J'ai lu il y a plusieurs années un livre très dur de cette sociologue sur l’alcoolisme féminin en milieu rural « Gisèle ou la vie rebâtie » et deux recueils de nouvelles que j'ai chroniqués sur ce blog. Ce court roman est inspiré d'une histoire vraie qui s'est passée à Morlaix au cours des années 1840.
Une femme nous raconte sa vie, enfin peut-on appeler cela une vie? Sa naissance entraine le décès de sa mère, et à l'approche de sa propre mort, elle se confie.
Son existence avec la prise de conscience d'avoir tué sa mère, le père absent, traitant de mystérieuses affaires à Morlaix.
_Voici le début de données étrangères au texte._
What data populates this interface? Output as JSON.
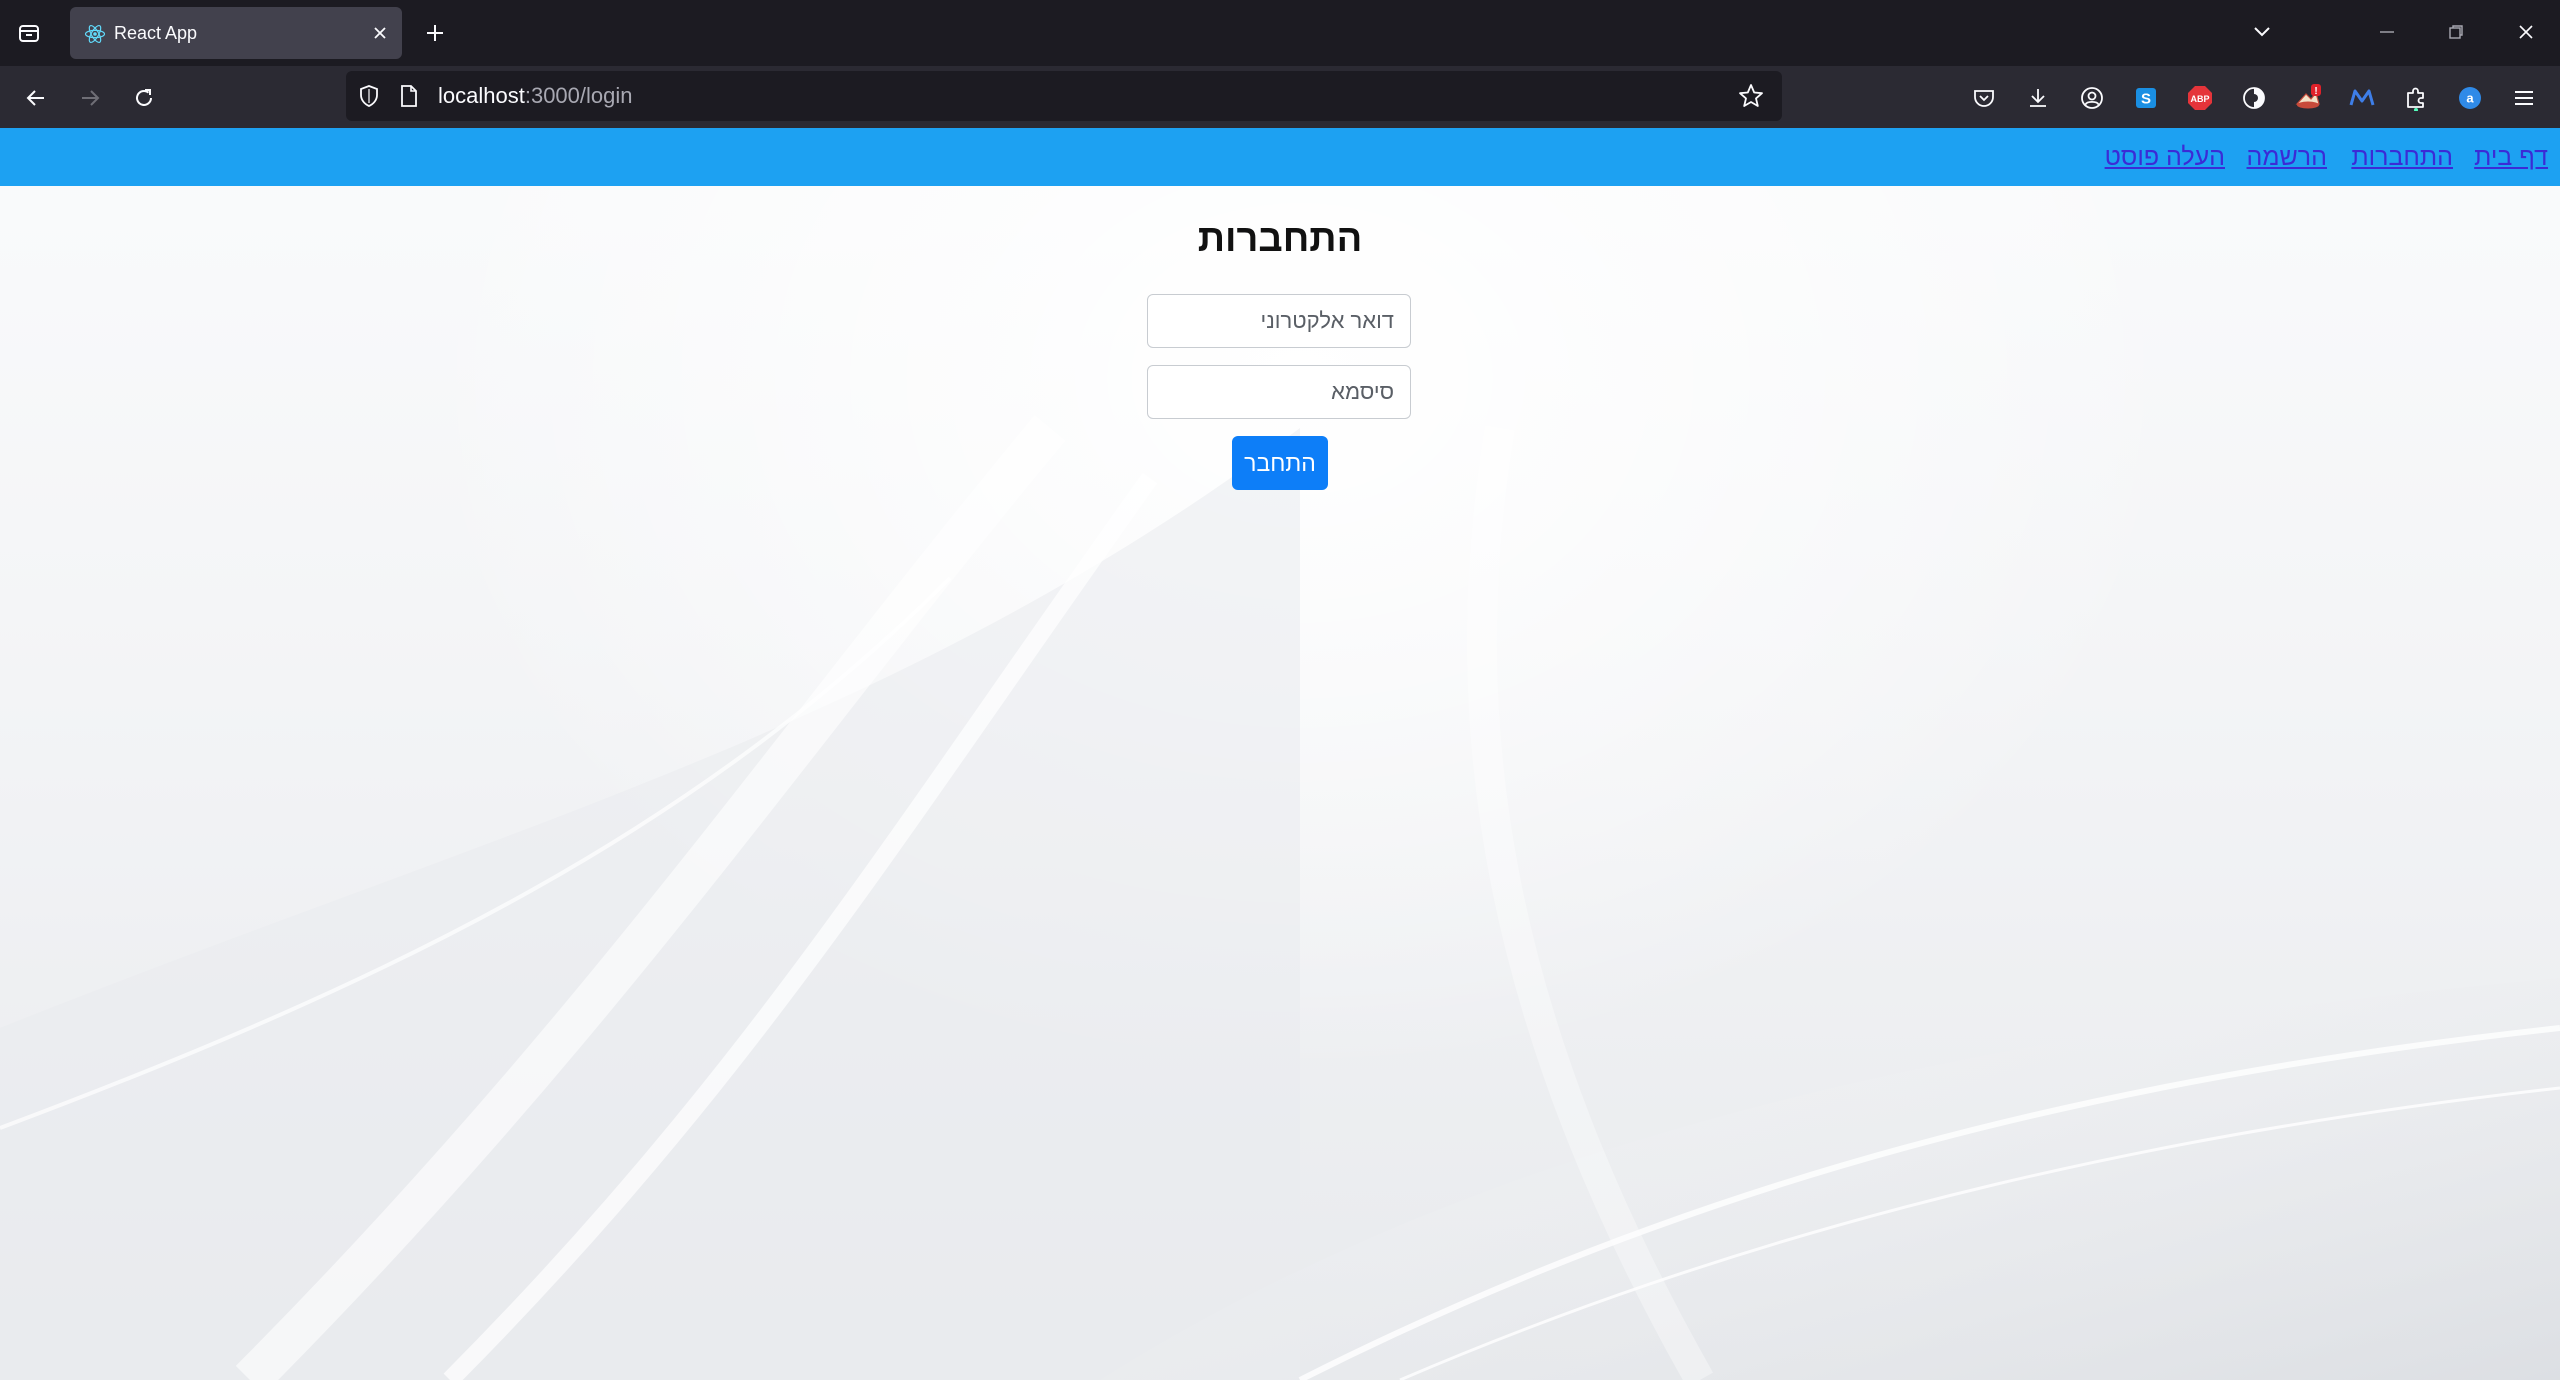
{
  "browser": {
    "tab": {
      "title": "React App"
    },
    "url": {
      "host": "localhost",
      "rest": ":3000/login"
    }
  },
  "app_nav": {
    "links": [
      "דף בית",
      "התחברות",
      "הרשמה",
      "העלה פוסט"
    ]
  },
  "login": {
    "title": "התחברות",
    "email_placeholder": "דואר אלקטרוני",
    "password_placeholder": "סיסמא",
    "submit_label": "התחבר"
  },
  "colors": {
    "chrome_dark": "#1c1b22",
    "toolbar": "#2b2a33",
    "app_nav_bg": "#1da1f2",
    "link": "#3b2bd6",
    "button": "#0d7ef8"
  },
  "extensions": [
    "pocket-icon",
    "download-icon",
    "account-icon",
    "s-extension-icon",
    "adblock-plus-icon",
    "privacy-badger-icon",
    "extension-alert-icon",
    "m-extension-icon",
    "puzzle-extensions-icon",
    "a-extension-icon",
    "app-menu-icon"
  ]
}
La ferme qui, peu à peu, perd de sa valeur, et cette enfant qui se débat dans une misère matérielle et affective, car la vie est une lutte de tous les jours. Les années passent, mais un soir son père vient la rejoindre dans son lit....Commence alors une autre sorte de misère, la misère morale, le sentiment de faute et de répugnance, le manque de courage qui amène au silence, à la résignation et l’impossibilité de fuir pour aller ailleurs. Et un contexte très particulier à la Bretagne avec cette phrase qui paraît anodine :
- Je ne savais pas grand chose de la langue des gens de la ville.
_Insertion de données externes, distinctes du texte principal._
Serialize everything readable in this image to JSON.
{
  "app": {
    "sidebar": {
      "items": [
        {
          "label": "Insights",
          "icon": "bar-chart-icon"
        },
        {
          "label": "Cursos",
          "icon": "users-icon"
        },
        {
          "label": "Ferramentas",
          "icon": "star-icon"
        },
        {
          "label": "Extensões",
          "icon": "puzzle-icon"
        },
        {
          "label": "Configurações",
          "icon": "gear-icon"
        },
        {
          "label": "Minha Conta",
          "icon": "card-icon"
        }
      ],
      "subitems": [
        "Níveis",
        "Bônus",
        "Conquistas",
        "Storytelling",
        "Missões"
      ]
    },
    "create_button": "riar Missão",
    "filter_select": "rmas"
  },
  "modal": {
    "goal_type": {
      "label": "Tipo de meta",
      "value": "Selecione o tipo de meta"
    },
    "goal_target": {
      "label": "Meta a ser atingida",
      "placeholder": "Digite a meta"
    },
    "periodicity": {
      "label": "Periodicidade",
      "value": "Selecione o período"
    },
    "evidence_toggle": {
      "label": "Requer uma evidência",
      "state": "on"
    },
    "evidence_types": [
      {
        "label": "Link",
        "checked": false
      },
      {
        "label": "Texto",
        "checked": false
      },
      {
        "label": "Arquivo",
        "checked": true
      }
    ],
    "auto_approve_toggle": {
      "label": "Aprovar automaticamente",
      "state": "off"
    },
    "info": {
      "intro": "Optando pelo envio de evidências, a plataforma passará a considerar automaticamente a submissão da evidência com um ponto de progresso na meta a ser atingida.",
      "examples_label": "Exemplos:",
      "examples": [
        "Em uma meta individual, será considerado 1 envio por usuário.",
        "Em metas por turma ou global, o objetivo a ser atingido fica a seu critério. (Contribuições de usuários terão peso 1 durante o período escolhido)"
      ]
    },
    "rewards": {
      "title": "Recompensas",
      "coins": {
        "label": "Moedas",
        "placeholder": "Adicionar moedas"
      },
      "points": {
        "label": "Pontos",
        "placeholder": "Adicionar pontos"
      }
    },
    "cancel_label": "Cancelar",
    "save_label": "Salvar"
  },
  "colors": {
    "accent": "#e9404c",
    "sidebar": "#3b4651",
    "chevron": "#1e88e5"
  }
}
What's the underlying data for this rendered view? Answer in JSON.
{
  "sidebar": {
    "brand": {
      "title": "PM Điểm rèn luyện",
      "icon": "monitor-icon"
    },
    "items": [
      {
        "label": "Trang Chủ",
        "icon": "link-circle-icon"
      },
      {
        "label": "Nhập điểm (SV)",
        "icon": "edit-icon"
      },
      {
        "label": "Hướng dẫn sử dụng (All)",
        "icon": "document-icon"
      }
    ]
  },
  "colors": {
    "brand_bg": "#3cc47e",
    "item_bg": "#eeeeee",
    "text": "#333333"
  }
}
Il n'était pas évident pour une jeune fille d'environ seize ans, ayant vécu dans une sorte d'enfermement et ne connaissant personne d'autre que les gens de la ferme d'avoir le courage de rompre avec sa vie, même si celle-ci est insoutenable.
Et le travail de plus en plus harassant et les nuits qui se suivent et l'inéluctable arrive : la jeune fille est enceinte. Pour sauver les apparences, son père la place à Morlaix dans une auberge, elle découvre un autre monde, accouche d'une petite fille qui lui sera retirée à la naissance et retourne un peu plus tard à la ferme familiale. Et la vie reprend, harassante, mais avec un peu plus de rêve et d'espoir, le séjour à Morlaix lui ayant fait découvrir un autre monde. Elle espère un homme qui la rendra un peu heureuse, enfin moins malheureuse...Les années passent et un vague cousin de son père semble enfin s’intéresser à elle. Pour la première fois, elle envisage un monde meilleur, mais son père encore une fois brisera sa vie...
La narratrice est d’emblée vouée à la misère, son monde est pauvre, fermé, et en plus sa naissance est la cause de la mort de sa mère. Livrée de par son éloignement et sa solitude pieds et poings liés à son père, son calvaire peut commencer...
Son père, être abject par excellence, seigneur et maître des lieux et des corps. Un personnage assez récurrent de la littérature bretonne et irlandaise où les pères ont très souvent le mauvais rôle, je pense par exemple à Edna O'Brien ou à John McGahern.
Jean-François, celui qui pourrait être le sauveur et dont étrangement nous ne saurons plus rien. Il aurait peut-être pu comprendre la situation ou alors le poids des traditions était-il trop lourd à porter? J'aimerais savoir. J'ai posé la question à Anne Guillou, qui m'a répondu qu'historiquement, Barbe (prénom de la vrai protagoniste du drame) devait effectivement se marier, mais que cet homme n'a pas réellement laissé de trace.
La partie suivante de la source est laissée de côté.